The member found here that:
‘where termination is pursued for the purposes of obtaining a financial advantage, the party pursuing the termination should not escape the financial disadvantage of having to pay a costs order if they are unsuccessful.’
The body corporate sought to argue that a costs order would require a special levy and therefore be a substantial financial imposition to owners. The member observed that while that may be the case, the submission may have had merit but for the fact that owners had voted twice to resolve to terminate the management rights agreements.
Live by the sword, die by the sword.
The body corporate was ordered to pay $300,000 of the manager’s costs.
What we take from the decision
- The Abraham Lincoln quote is gold. It is just as true in 2019 as it was in 1850. Litigation is simply not for the faint-hearted.
- If you want to prosecute a technical argument like the body corporate did, you need to make sure you comply with whatever technical provisions you need to as well. What is good for the goose is just as good for the gander in these styles of matter.
- We do (just quietly) wonder why the body corporate didn’t correct the deficiencies in any of the RANs and start afresh when they were no doubt made aware of them before the hearing. Those deficiencies would have been pled in the application when first filed by the manager.

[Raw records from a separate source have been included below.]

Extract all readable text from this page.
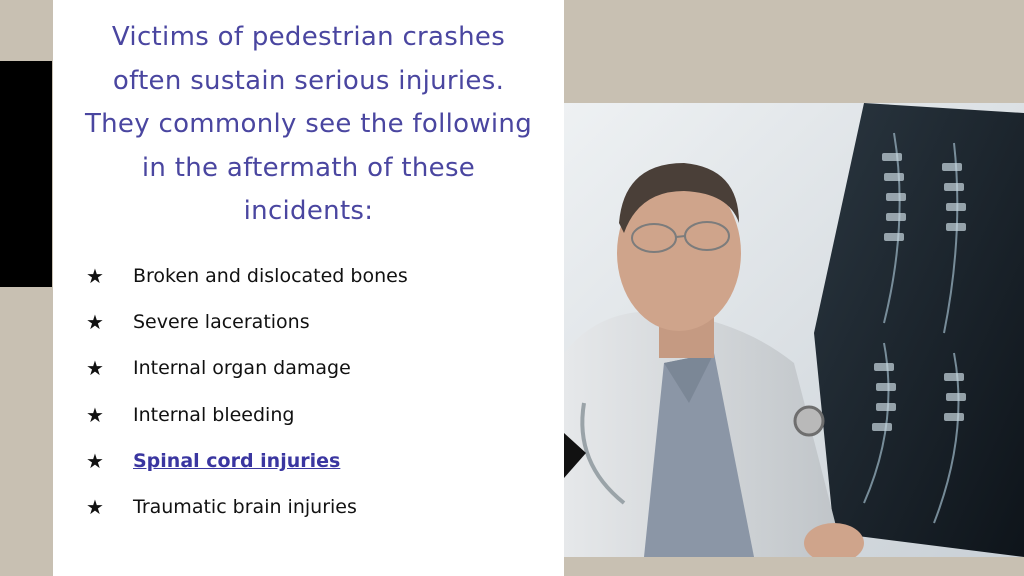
Victims of pedestrian crashes
often sustain serious injuries.
They commonly see the following
in the aftermath of these
incidents:
★	Broken and dislocated bones
★	Severe lacerations
★	Internal organ damage
★	Internal bleeding
★	Spinal cord injuries
★	Traumatic brain injuries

- There are far better ways to sort something like this (be that for the manager or the body corporate) than spending near enough to a $750,0000 on litigation. Management rights agreements do get terminated but the interesting thing is that managers win almost all of the contested termination fights, which means bodies corporate should tread very carefully before issuing a RAN.
- Lot owners won’t be protected from adverse costs consequences just because they didn’t take an active interest in what was going on. The apathy that usually reigns supreme in strataland can come at a cost.
We do see management rights agreements come to an end. Occasionally that is through termination for cause, but more often it is by negotiation. The other thing we see more frequently is an agreed sale process where the body corporate acknowledges that the management rights agreements are there but they just want a different manager to operate under them. If you had a choice, it is much more sensible to seek a negotiated outcome that you are in control of than running a piece of litigation where you are relying on a third party to decide things on an all or nothing basis.